Again, you are the expert, so you should be able to justify (or not) if your model and its interpretation makes sense (and convince people who could think not). Since this is ultimately a linear model, it makes sense to me that given whatever intercepts and slopes, a coefficient (another intercept, if I understand correctly) can affect the (continuous) brightness positively or negatively. Whether the gaussian shape is the best option really depends on wether the phylogenetic distances “translate well” to the MNV, and if there are better alternatives (e.g. is there a reason why they clearly shouldn’t be symmetric around the mean?).

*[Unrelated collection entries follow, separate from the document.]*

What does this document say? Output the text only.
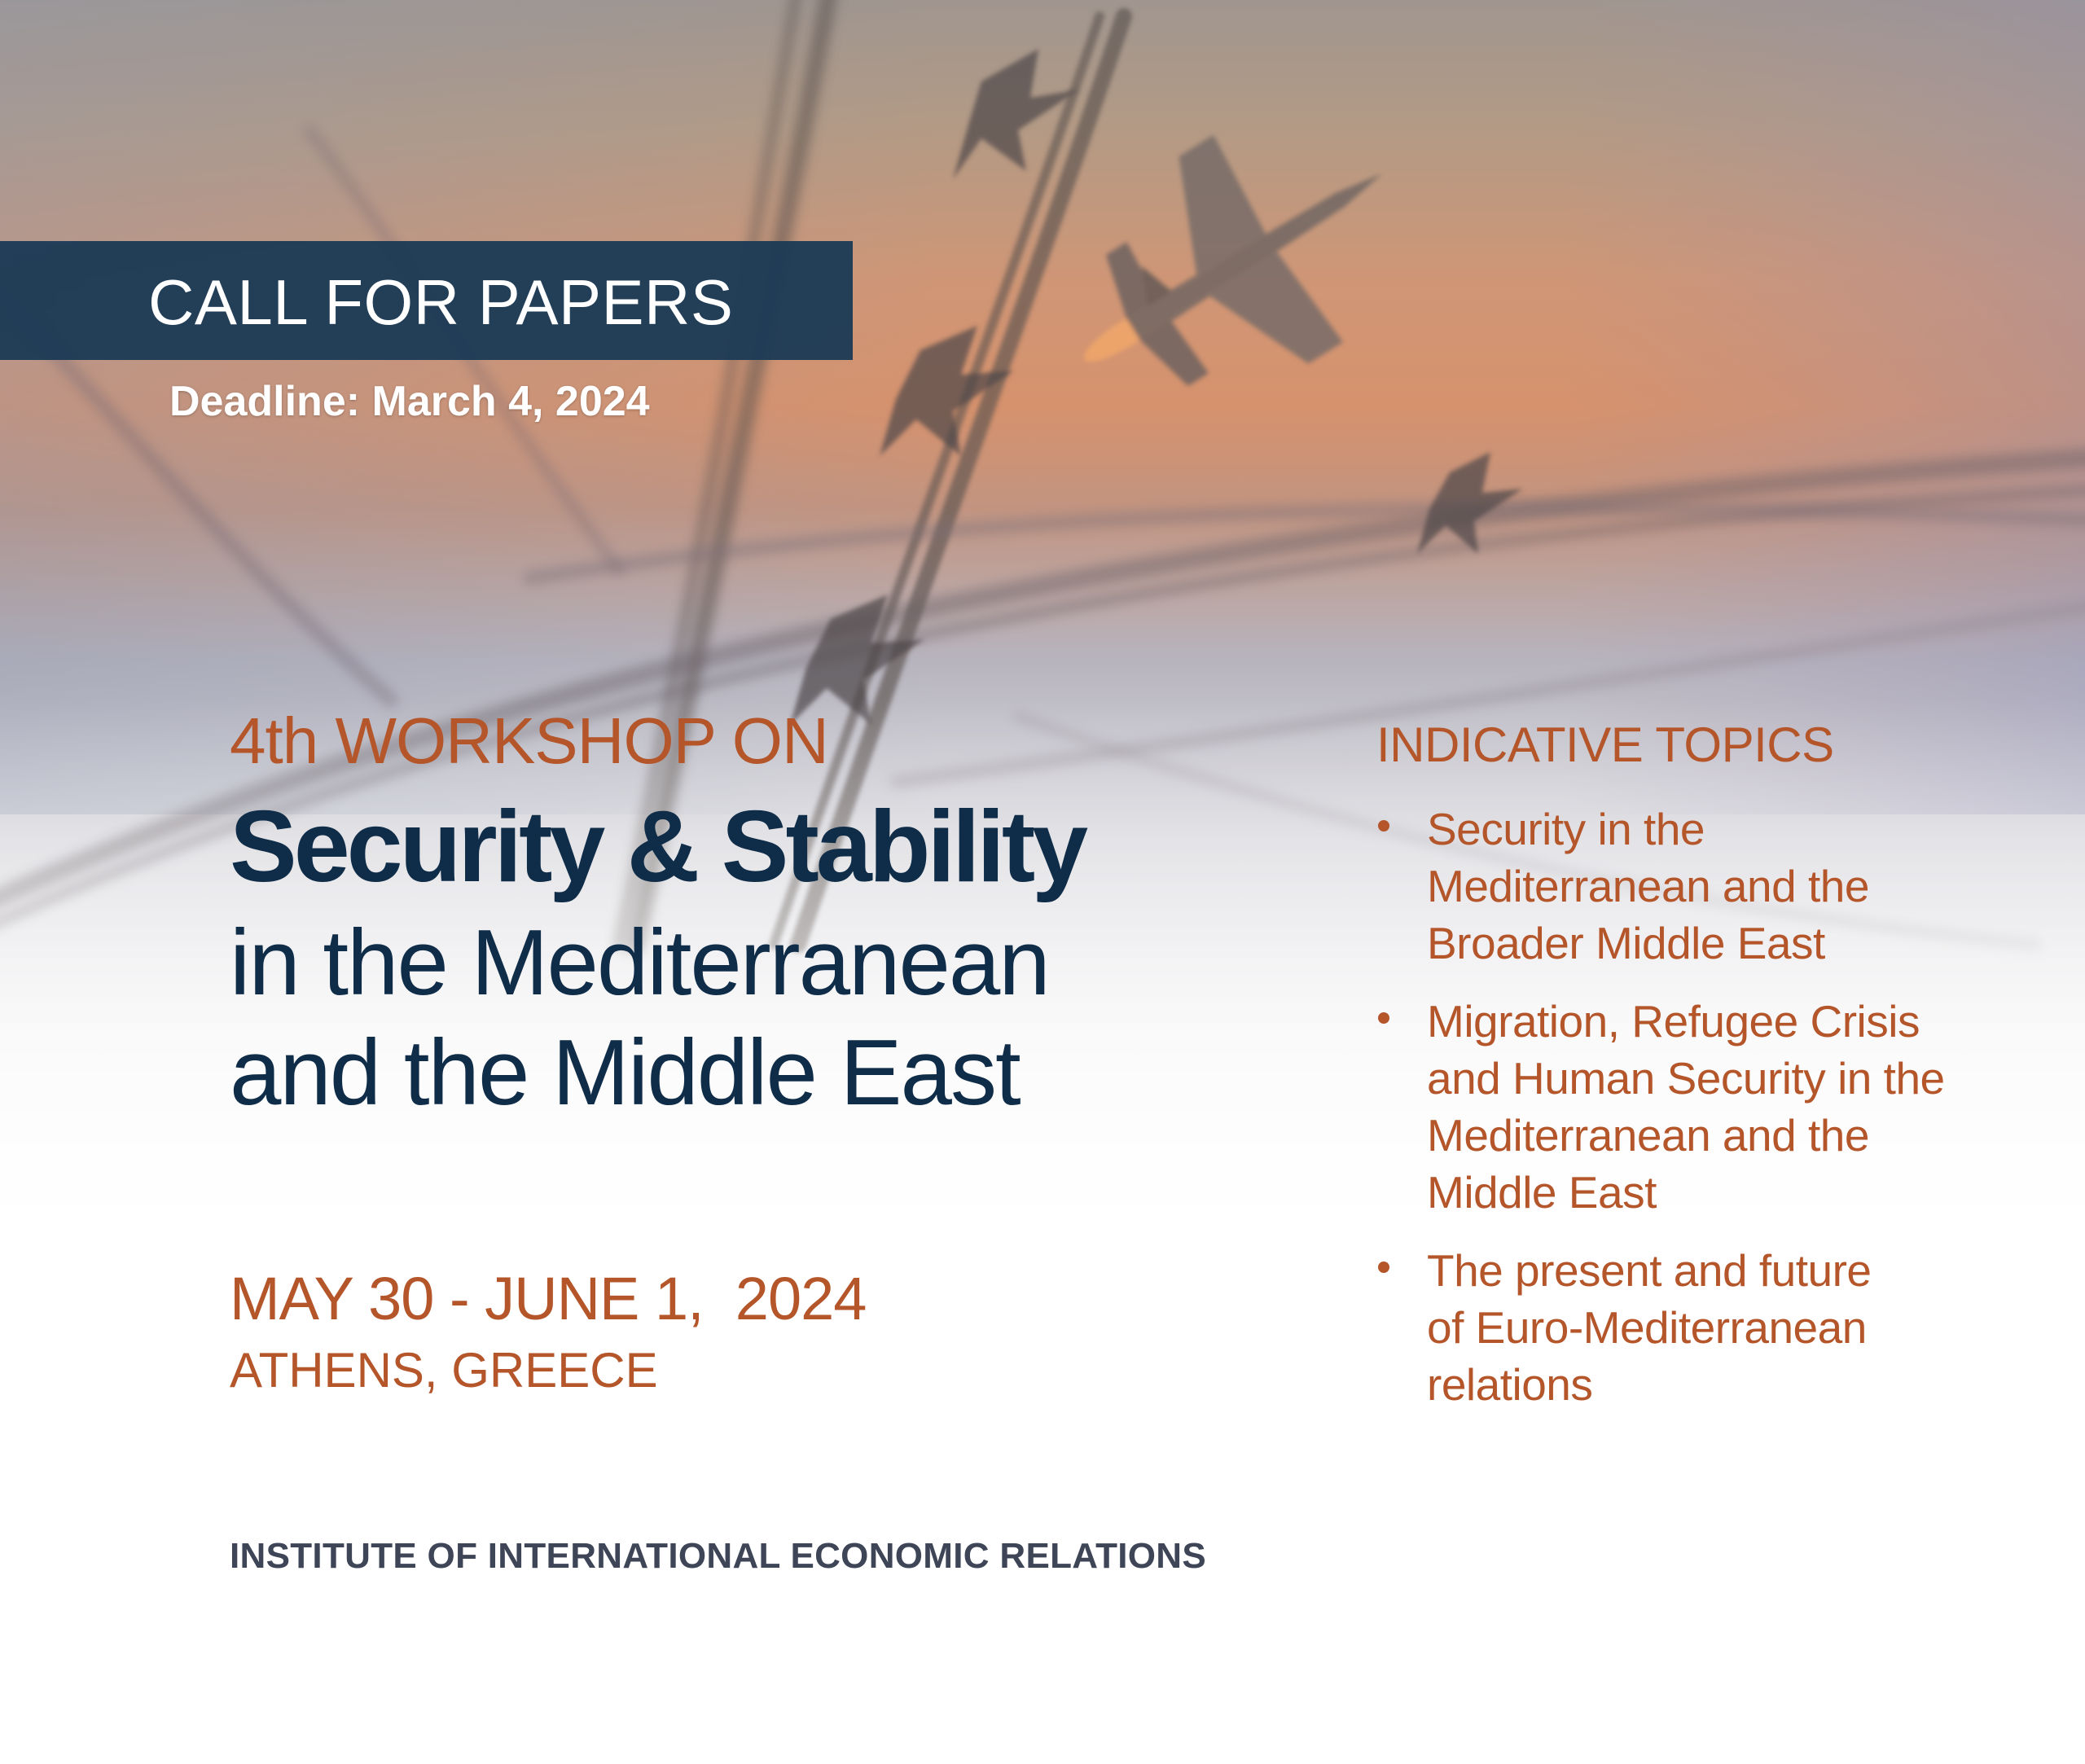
CALL FOR PAPERS
Deadline: March 4, 2024
4th WORKSHOP ON
Security & Stability
in the Mediterranean
and the Middle East
MAY 30 - JUNE 1,  2024
ATHENS, GREECE
INDICATIVE TOPICS
Security in the
Mediterranean and the
Broader Middle East
Migration, Refugee Crisis
and Human Security in the
Mediterranean and the
Middle East
The present and future
of Euro-Mediterranean
relations
INSTITUTE OF INTERNATIONAL ECONOMIC RELATIONS
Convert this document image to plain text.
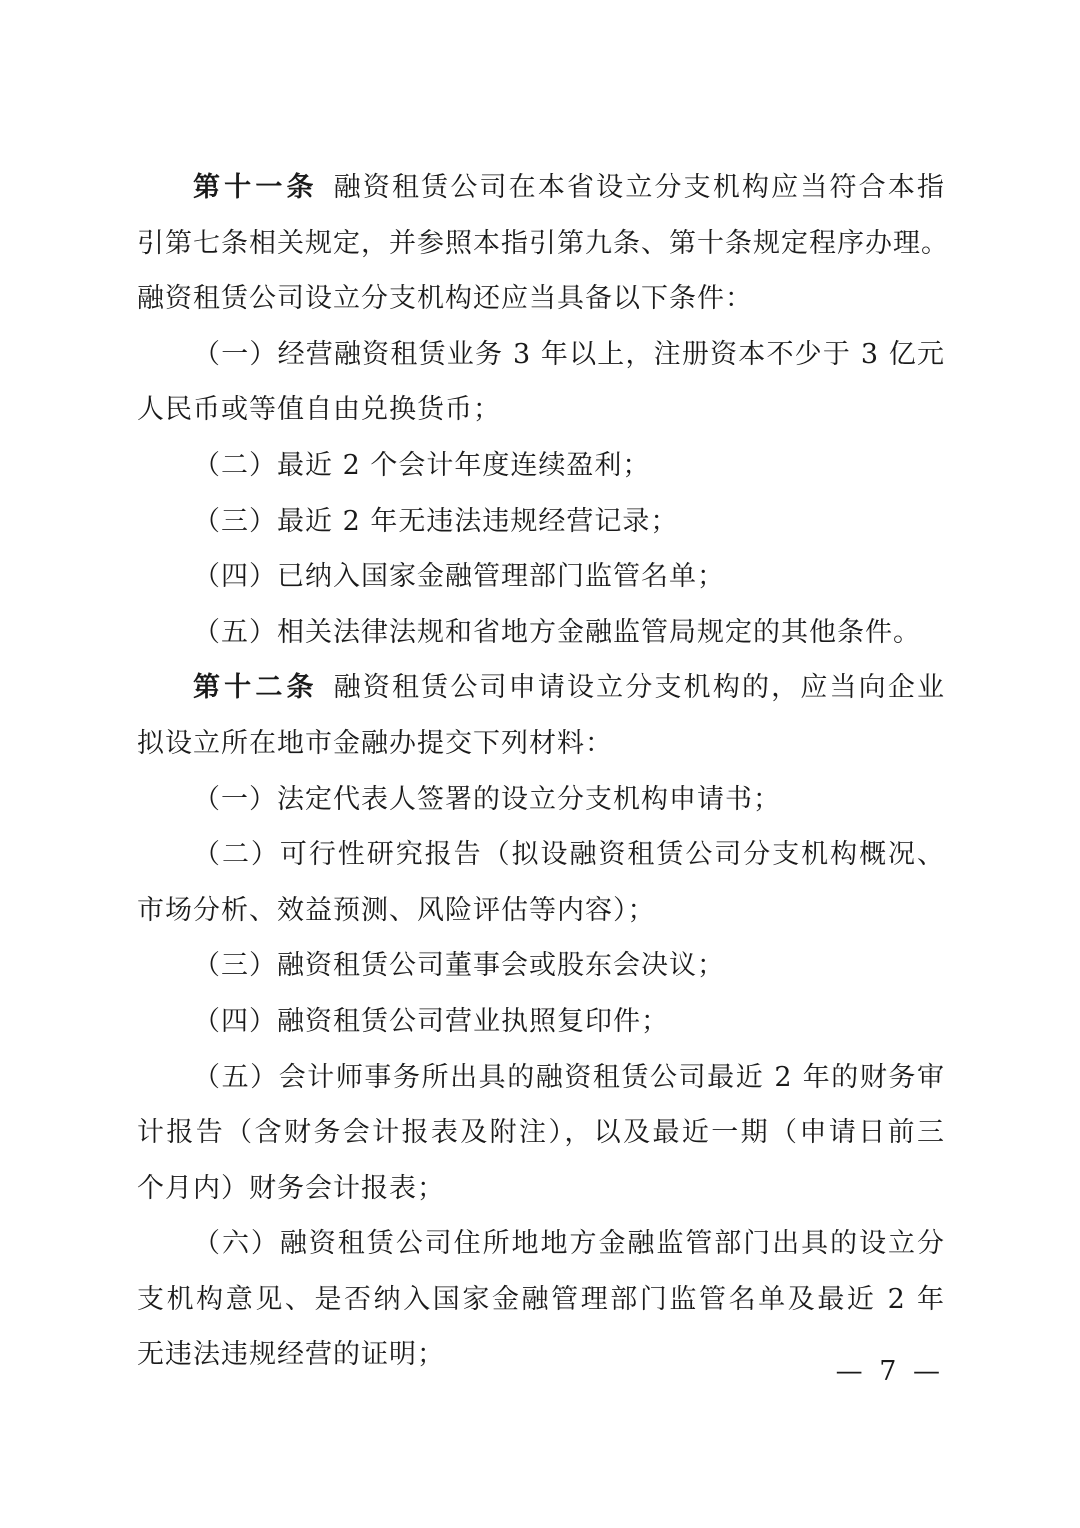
第十一条 融资租赁公司在本省设立分支机构应当符合本指
引第七条相关规定，并参照本指引第九条、第十条规定程序办理。
融资租赁公司设立分支机构还应当具备以下条件：
（一）经营融资租赁业务 3 年以上，注册资本不少于 3 亿元
人民币或等值自由兑换货币；
（二）最近 2 个会计年度连续盈利；
（三）最近 2 年无违法违规经营记录；
（四）已纳入国家金融管理部门监管名单；
（五）相关法律法规和省地方金融监管局规定的其他条件。
第十二条 融资租赁公司申请设立分支机构的，应当向企业
拟设立所在地市金融办提交下列材料：
（一）法定代表人签署的设立分支机构申请书；
（二）可行性研究报告（拟设融资租赁公司分支机构概况、
市场分析、效益预测、风险评估等内容）；
（三）融资租赁公司董事会或股东会决议；
（四）融资租赁公司营业执照复印件；
（五）会计师事务所出具的融资租赁公司最近 2 年的财务审
计报告（含财务会计报表及附注），以及最近一期（申请日前三
个月内）财务会计报表；
（六）融资租赁公司住所地地方金融监管部门出具的设立分
支机构意见、是否纳入国家金融管理部门监管名单及最近 2 年
无违法违规经营的证明；
— 7 —
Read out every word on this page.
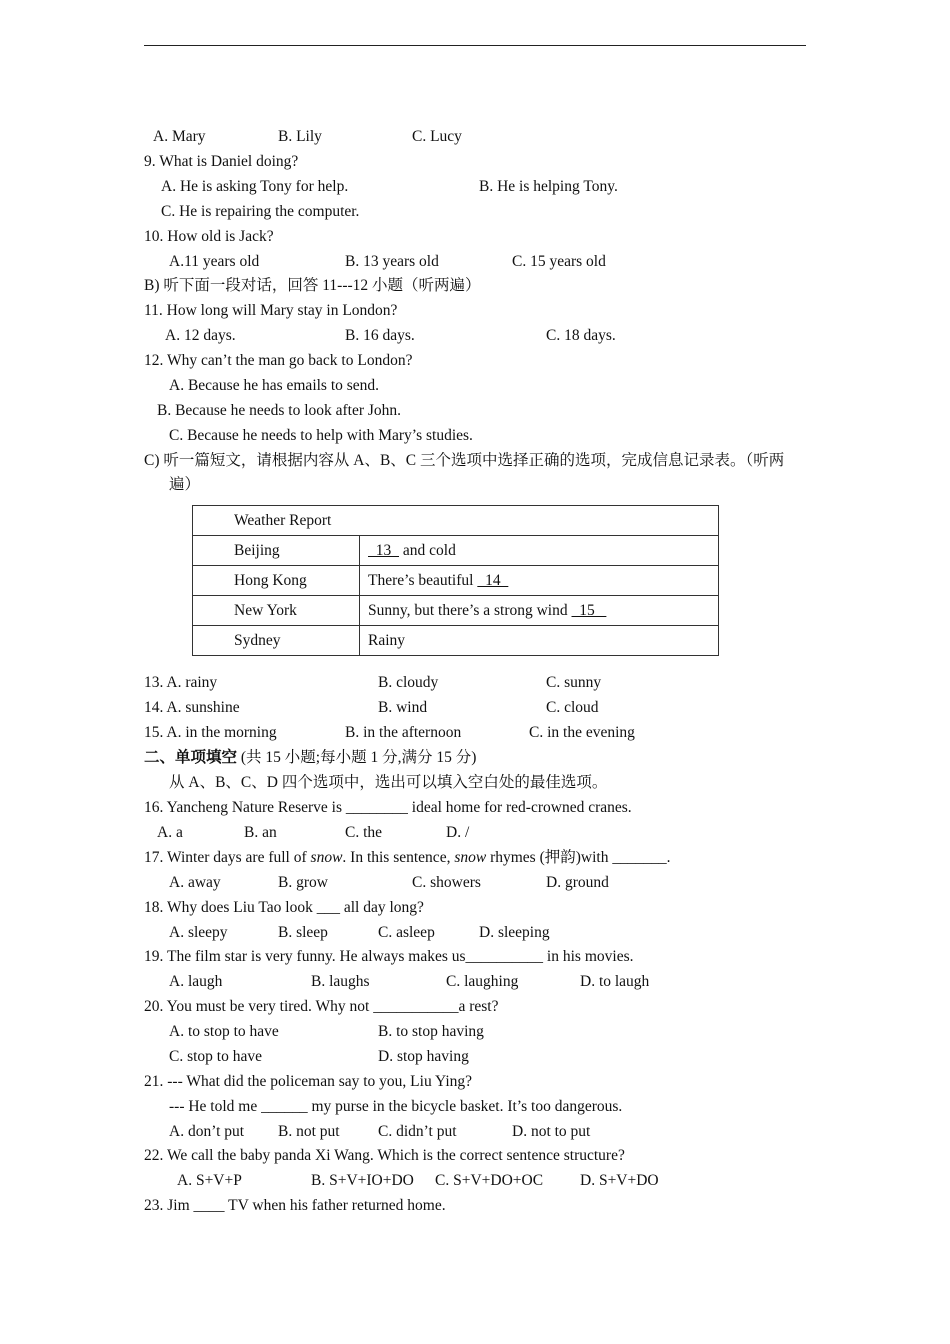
A. Mary	B. Lily	C. Lucy
9. What is Daniel doing?
A. He is asking Tony for help.	B. He is helping Tony.
C. He is repairing the computer.
10. How old is Jack?
A.11 years old	B. 13 years old	C. 15 years old
B) 听下面一段对话，回答 11---12 小题（听两遍）
11. How long will Mary stay in London?
A. 12 days.	B. 16 days.	C. 18 days.
12. Why can’t the man go back to London?
A. Because he has emails to send.
B. Because he needs to look after John.
C. Because he needs to help with Mary’s studies.
C) 听一篇短文，请根据内容从 A、B、C 三个选项中选择正确的选项，完成信息记录表。（听两
遍）
Weather Report	
Beijing	13   and cold
Hong Kong	There’s beautiful   14
New York	Sunny, but there’s a strong wind   15
Sydney	Rainy
13. A. rainy	B. cloudy	C. sunny
14. A. sunshine	B. wind	C. cloud
15. A. in the morning	B. in the afternoon	C. in the evening
二、单项填空 (共 15 小题;每小题 1 分,满分 15 分)
从 A、B、C、D 四个选项中，选出可以填入空白处的最佳选项。
16. Yancheng Nature Reserve is ________ ideal home for red-crowned cranes.
A. a	B. an	C. the	D. /
17. Winter days are full of snow. In this sentence, snow rhymes (押韵)with _______.
A. away	B. grow	C. showers	D. ground
18. Why does Liu Tao look ___ all day long?
A. sleepy	B. sleep	C. asleep	D. sleeping
19. The film star is very funny. He always makes us__________ in his movies.
A. laugh	B. laughs	C. laughing	D. to laugh
20. You must be very tired. Why not ___________a rest?
A. to stop to have	B. to stop having
C. stop to have	D. stop having
21. --- What did the policeman say to you, Liu Ying?
--- He told me ______ my purse in the bicycle basket. It’s too dangerous.
A. don’t put B. not put C. didn’t put	D. not to put
22. We call the baby panda Xi Wang. Which is the correct sentence structure?
A. S+V+P	B. S+V+IO+DO C. S+V+DO+OC D. S+V+DO
23. Jim ____ TV when his father returned home.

It seems like there are no priors on this parameter right now, so it’s an improper uniform prior, right? If that’s the case, this is usually not recommended; the general intuition on variance parameters is to have something with higher probabilities for low values (e.g. exponential, half-Cauchy/Gaussian) so that the method favors low values and requires other parameters to explain the data (think having low variance and a steep slope, as opposed to a lot of noise around a flat slope). If performance is poor and there are no bigger issues, that may help performance.

Finally, I suggest you make it very clear for (non-quantitative especially) readers what the hierarchical structure is, and how random effects change the output compared to a fixed-effects model, you can get equivalent implementations by drawing the effects from a group-level distribution or choosing a reference group and adding random effects to them, but the meaning of the parameters would be different (here’s an example of a hierarchical GLM where the “random effects” modeled as experimental replicate specific parameters ).

I wish I could have been more objective and/or helpful, but sometimes there is more nuance in seemingly simple things, and even for statisticians et al. it may not be obvious what the very best implementation would be (if any!).

Don’t hesitate to follow up, or break down the problem into a simpler one to get a more precise answer. Welcome to the community!